Pakar Prediksi 10 Persen Konsumen Pertamax Pindah ke Pertalite, Ini Dampaknya
Kenaikan harga Pertamax memicu migrasi konsumen Pertamax ke Pertalite. Pakar energi Unpad memperkirakan 10 persen pembeli akan beralih, memicu pertanyaan tentang ketersediaan dan dampak ekonomi.
Pakar energi dari Universitas Padjajaran (Unpad), Yayan Satyakti, memperkirakan adanya migrasi konsumen bahan bakar minyak (BBM) jenis Pertamax (RON 92) ke Pertalite. Perkiraan ini muncul menyusul kenaikan harga BBM nonsubsidi tersebut yang signifikan. Fenomena ini diprediksi akan mengubah pola konsumsi energi masyarakat.
Yayan menyebut bahwa sekitar 10 persen dari total konsumen Pertamax akan beralih ke Pertalite. Perpindahan ini didasari pengalaman sebelumnya pada April 2022, ketika kenaikan harga Pertamax juga mendorong perubahan perilaku konsumen. Masyarakat cenderung mencari alternatif BBM yang lebih terjangkau.
Kenaikan harga Pertamax dari Rp12.300 menjadi Rp16.250 per liter menciptakan selisih harga terlebar dengan Pertalite yang stabil di Rp10.000 per liter. Selisih harga sebesar Rp6.250 per liter ini menjadi pemicu utama migrasi tersebut. Konsumen berupaya menghemat pengeluaran di tengah biaya hidup yang meningkat.
Analisis Perpindahan Konsumen dan Ketersediaan Pertalite
Yayan Satyakti menjelaskan bahwa kenaikan harga Pertamax tidak serta merta mengurangi intensitas bepergian masyarakat. Sebaliknya, konsumen memilih untuk beralih ke BBM Pertalite yang memiliki harga lebih rendah. Pola ini menunjukkan adaptasi masyarakat terhadap kondisi ekonomi.
Meskipun terjadi migrasi konsumen Pertamax ke Pertalite, Yayan memastikan bahwa kuota Pertalite masih memadai. Diperkirakan hanya sekitar sepertiga dari sisa kuota yang akan terpakai untuk menampung perpindahan ini. Hal ini memberikan jaminan ketersediaan pasokan bagi masyarakat.

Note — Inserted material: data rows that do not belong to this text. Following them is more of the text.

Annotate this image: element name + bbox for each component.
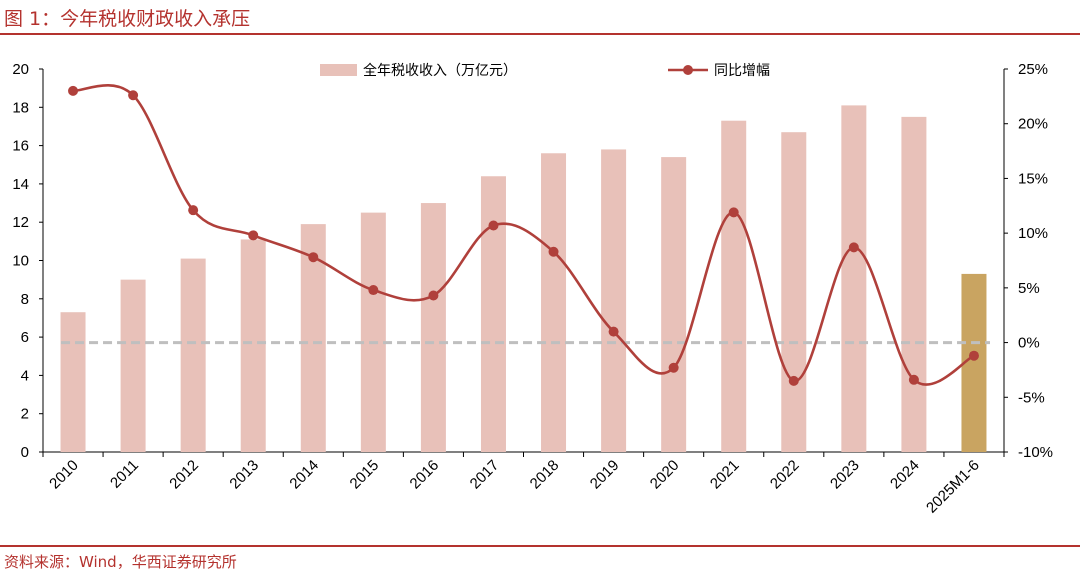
- bar-2020: [661, 157, 687, 452]
- bar-2010: [60, 312, 86, 452]
- bar-2018: [541, 153, 567, 452]
- bar-2017: [480, 176, 506, 453]
- yoy-point-2022: [788, 375, 799, 386]
- x-axis-label-2024: 2024: [887, 457, 923, 493]
- yoy-point-2023: [848, 242, 859, 253]
- right-axis-tick-label: 15%: [1018, 170, 1048, 187]
- yoy-point-2014: [308, 252, 319, 263]
- right-axis-tick-label: -10%: [1018, 444, 1053, 461]
- x-axis-label-2012: 2012: [166, 457, 202, 493]
- x-axis-label-2015: 2015: [347, 457, 383, 493]
- yoy-point-2013: [248, 230, 259, 241]
- bar-2019: [601, 149, 627, 452]
- legend-bar-swatch: [320, 64, 357, 76]
- x-axis-label-2021: 2021: [707, 457, 743, 493]
- legend-line-label: 同比增幅: [714, 62, 770, 78]
- yoy-point-2010: [68, 85, 79, 96]
- x-axis-label-2018: 2018: [527, 457, 563, 493]
- x-axis-label-2023: 2023: [827, 457, 863, 493]
- yoy-point-2020: [668, 362, 679, 373]
- bar-2023: [841, 105, 867, 452]
- left-axis-tick-label: 14: [12, 176, 29, 193]
- bar-2016: [420, 203, 446, 452]
- x-axis-label-2011: 2011: [107, 457, 142, 492]
- left-axis-tick-label: 16: [12, 138, 29, 155]
- yoy-point-2016: [428, 290, 439, 301]
- right-axis-tick-label: 25%: [1018, 61, 1048, 78]
- left-axis-tick-label: 8: [21, 291, 29, 308]
- bar-2022: [781, 132, 807, 452]
- left-axis-tick-label: 4: [21, 367, 29, 384]
- right-axis-tick-label: 20%: [1018, 116, 1048, 133]
- left-axis-tick-label: 0: [21, 444, 29, 461]
- legend-bar-label: 全年税收收入（万亿元）: [363, 62, 517, 78]
- left-axis-tick-label: 18: [12, 99, 29, 116]
- top-rule: [0, 33, 1080, 35]
- bar-2024: [901, 116, 927, 452]
- left-axis-tick-label: 6: [21, 329, 29, 346]
- x-axis-label-2016: 2016: [407, 457, 443, 493]
- figure-title: 图 1：今年税收财政收入承压: [4, 8, 251, 30]
- yoy-point-2025M1-6: [968, 350, 979, 361]
- yoy-point-2012: [188, 205, 199, 216]
- x-axis-label-2010: 2010: [46, 457, 82, 493]
- bar-2021: [721, 120, 747, 452]
- x-axis-label-2013: 2013: [226, 457, 262, 493]
- left-axis-tick-label: 2: [21, 406, 29, 423]
- combo-chart: 0 2 4 6 8 10 12 14 16 18 20 -10% -5% 0% 5% 10% 15% 20% 25%…: [12, 61, 1053, 517]
- yoy-point-2017: [488, 220, 499, 231]
- x-axis-label-2014: 2014: [286, 457, 322, 493]
- legend-line-marker: [683, 65, 693, 75]
- x-axis-label-2025M1-6: 2025M1-6: [923, 457, 983, 517]
- bar-2011: [120, 279, 146, 452]
- left-axis-tick-label: 10: [12, 253, 29, 270]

PT Pertamina Patra Niaga, sebagai Subholding Commercial & Trading dari PT Pertamina (Persero), juga menegaskan bahwa Pertalite tidak mengalami kelangkaan. Distribusi Pertalite di seluruh jaringan SPBU tetap berjalan normal sesuai penugasan pemerintah. Masyarakat diimbau untuk menggunakan BBM secara bijak sesuai kebutuhan dan peruntukannya.
Dampak Kenaikan Pertamax terhadap Berbagai Lapisan Masyarakat
Kenaikan harga Pertamax memberikan dampak finansial yang berbeda-beda pada setiap lapisan masyarakat. Pemilik mobil yang mengisi 100 liter Pertamax per bulan harus menambah sekitar Rp395 ribu per bulan. Sementara itu, pengendara motor yang memakai 30 liter sebulan akan menambah sekitar Rp119 ribu.
Berdasarkan sistem pemeringkatan kesejahteraan masyarakat yang digunakan pemerintah, Yayan membedah pengaruh kenaikan harga Pertamax berdasarkan desil. Untuk kelompok rumah tangga Desil 1 atau kategori termiskin, Yayan menyampaikan tidak terlalu terpengaruh karena hampir tidak memakai Pertamax.
Untuk kelas menengah atau Desil 5–7, Yayan memperkirakan sebagiannya akan pindah untuk mengonsumsi Pertalite. Lebih lanjut, untuk kelompok rumah tangga menengah atas (D8–D9) sebagai pengguna mobil reguler akan mengalami peningkatan biaya per bulan.
Kelompok rumah tangga terkaya atau Desil 10 diprediksi memikul beban terbesar dari kenaikan harga Pertamax ini. Armada perusahaan serta kendaraan operasional perkebunan dan tambang dilarang memakai BBM bersubsidi. Yayan menyimpulkan bahwa sekitar separuh dari total beban kenaikan ini ditanggung oleh 20 persen rumah tangga terkaya, bekerja seperti pajak yang lebih banyak menyasar orang mampu.